One of the genuinely formidable programs of the concert year was performed last night at the Library of Congress by mezzo-soprano Elaine Bonazzi and the Da Capo Chamber Players under Frederik Prausnitz.
The main work was that epochal creation of 20th-century vocal music, Arnold Schoenberg's song cycle (or, as he called it, "melodrama"), "Pierrot Lunaire," in a vivid new translation from the German by Andrew Porter.
"Pierrot" is apt to dominate any program, with its considerable scale, its intricacy and its nightmarish imagery -- not to say also for Schoenberg's famous vocal invention, sprechstimme, the intense half-speech, half-singing that has radically changed the vocabulary of song in this century.

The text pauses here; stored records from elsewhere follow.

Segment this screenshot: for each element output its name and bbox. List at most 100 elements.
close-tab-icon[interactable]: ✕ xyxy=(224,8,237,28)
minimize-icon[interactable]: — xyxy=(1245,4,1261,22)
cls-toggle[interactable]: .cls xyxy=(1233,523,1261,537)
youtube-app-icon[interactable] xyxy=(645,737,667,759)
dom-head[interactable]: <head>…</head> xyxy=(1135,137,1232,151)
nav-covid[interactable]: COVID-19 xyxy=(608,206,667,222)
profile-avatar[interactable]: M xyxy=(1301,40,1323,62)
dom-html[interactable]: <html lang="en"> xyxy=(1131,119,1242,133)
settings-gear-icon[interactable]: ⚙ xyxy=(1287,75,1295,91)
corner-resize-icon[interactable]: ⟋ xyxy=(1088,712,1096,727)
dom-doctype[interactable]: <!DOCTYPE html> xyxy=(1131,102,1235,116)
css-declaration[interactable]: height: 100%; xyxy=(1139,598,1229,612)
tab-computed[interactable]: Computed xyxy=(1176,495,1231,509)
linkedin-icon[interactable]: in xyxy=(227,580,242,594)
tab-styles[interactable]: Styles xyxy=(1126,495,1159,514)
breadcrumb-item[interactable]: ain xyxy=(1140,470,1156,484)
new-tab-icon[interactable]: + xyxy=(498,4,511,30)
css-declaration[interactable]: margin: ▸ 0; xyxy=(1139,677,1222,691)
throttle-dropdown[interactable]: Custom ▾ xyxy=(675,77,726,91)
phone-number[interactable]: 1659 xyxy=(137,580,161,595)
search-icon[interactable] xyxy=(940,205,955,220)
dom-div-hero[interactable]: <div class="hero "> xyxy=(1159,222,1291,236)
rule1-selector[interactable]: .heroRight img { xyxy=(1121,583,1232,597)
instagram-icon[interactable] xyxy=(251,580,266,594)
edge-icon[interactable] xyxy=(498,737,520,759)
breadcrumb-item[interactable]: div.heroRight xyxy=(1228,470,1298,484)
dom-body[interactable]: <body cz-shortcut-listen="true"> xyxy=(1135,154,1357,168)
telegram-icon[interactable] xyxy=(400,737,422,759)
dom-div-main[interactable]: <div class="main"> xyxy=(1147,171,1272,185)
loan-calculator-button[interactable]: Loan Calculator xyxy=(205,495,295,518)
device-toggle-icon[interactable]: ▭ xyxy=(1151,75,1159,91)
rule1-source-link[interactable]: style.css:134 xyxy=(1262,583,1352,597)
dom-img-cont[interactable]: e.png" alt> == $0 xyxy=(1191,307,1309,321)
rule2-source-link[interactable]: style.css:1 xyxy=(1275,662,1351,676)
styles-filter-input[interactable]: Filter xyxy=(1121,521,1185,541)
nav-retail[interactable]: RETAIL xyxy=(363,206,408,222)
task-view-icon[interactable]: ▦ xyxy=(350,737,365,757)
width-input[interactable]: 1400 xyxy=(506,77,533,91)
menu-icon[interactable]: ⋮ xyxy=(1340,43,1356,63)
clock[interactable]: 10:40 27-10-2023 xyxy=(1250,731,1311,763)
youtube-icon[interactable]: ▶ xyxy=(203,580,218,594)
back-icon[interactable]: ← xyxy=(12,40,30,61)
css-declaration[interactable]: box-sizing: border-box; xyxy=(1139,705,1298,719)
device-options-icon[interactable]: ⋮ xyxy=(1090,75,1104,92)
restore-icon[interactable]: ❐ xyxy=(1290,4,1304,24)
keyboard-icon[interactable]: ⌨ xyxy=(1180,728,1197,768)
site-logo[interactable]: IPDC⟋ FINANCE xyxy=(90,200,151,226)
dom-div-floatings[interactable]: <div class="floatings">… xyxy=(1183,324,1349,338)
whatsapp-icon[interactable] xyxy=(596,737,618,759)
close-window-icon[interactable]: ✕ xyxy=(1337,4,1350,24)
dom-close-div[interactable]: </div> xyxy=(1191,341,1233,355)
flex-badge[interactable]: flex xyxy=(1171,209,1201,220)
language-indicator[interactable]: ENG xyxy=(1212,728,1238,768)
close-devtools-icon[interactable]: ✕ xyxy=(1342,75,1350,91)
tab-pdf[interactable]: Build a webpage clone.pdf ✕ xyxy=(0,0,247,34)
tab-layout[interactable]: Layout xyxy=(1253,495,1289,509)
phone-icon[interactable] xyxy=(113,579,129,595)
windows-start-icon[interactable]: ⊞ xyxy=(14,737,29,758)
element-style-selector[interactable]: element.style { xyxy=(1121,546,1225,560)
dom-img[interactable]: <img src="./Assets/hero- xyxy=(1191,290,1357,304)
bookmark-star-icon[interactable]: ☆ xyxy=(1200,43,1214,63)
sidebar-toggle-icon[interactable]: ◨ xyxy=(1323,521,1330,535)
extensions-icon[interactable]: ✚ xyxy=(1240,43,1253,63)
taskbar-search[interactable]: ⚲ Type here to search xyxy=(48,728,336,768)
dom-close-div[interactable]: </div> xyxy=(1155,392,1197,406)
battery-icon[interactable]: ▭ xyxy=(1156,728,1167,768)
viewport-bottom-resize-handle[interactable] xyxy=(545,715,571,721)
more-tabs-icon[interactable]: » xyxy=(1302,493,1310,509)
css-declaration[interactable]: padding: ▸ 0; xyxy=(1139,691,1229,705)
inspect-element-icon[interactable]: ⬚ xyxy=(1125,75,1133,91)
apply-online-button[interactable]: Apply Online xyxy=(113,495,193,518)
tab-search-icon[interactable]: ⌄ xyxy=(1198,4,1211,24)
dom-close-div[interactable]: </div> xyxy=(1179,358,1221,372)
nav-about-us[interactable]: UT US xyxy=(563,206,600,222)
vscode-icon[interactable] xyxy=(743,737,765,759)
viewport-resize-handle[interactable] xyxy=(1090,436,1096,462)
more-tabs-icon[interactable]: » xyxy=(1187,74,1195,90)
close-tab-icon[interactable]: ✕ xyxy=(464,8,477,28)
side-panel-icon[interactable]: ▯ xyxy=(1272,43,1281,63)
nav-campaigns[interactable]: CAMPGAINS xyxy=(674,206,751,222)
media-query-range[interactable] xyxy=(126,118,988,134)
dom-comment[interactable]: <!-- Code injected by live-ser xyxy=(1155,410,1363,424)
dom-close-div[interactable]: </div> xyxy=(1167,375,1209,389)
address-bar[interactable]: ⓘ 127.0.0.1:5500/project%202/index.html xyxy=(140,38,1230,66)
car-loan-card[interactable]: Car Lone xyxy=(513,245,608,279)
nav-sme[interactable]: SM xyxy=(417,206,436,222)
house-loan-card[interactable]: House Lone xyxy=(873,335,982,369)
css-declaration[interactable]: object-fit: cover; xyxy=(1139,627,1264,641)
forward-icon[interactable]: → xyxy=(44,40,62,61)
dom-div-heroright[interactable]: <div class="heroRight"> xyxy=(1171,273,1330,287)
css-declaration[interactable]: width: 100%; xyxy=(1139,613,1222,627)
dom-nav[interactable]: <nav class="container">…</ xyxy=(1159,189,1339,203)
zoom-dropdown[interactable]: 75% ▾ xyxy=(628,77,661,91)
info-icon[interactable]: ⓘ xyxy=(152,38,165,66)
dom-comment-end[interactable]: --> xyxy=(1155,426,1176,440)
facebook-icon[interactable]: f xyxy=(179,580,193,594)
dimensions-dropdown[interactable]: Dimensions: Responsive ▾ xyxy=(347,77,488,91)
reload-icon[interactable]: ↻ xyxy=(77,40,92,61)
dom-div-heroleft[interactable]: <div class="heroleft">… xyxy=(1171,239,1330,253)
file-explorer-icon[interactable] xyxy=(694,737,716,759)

If one can think, though, of another 20th-century set of songs that comes close to the rigor and starkness of the Schoenberg, a strong candidate would be the other set on last night's program, Ravel's "Chansons Made'casses" for voice, flute, cello and piano. These three songs of Madagascar are shattering in their impact, especially in the virulently anticolonial central one, "Aoua! Aoua!," with its final exortation, "Mistrust the whites, dwellers of the shore."
Bonazzi's singing in the Ravel was, as it should have been, more hard-edged than sumptuous. The end of "Aoua! Aoua!" was devastating in its nonvibrato hush, as was the unaccompanied end of "Il est doux."
Porter's new translation of "Pierrot" goes a long way toward capturing the jaundiced hedonism of the 21 poems in their German original. Some of these images are marvelous, as in "The Crosses": "In their bodies swords have feasted, glorying in their robes of scarlet!"
The singer's role in "Pierrot" is awesomely difficult, and Bonazzi was superb. The chamber ensemble was also fine, with especially outstanding playing of those difficult cello solos by Andre' Emelianoff.
In an inspired afterthought, Prausnitz balanced this program of 20th-century musical austerity with a Schoenberg chamber orchestration of that ultimate 19th-century wonder, Johann Strauss Jr.'s "Emperor Waltz," fetchingly played.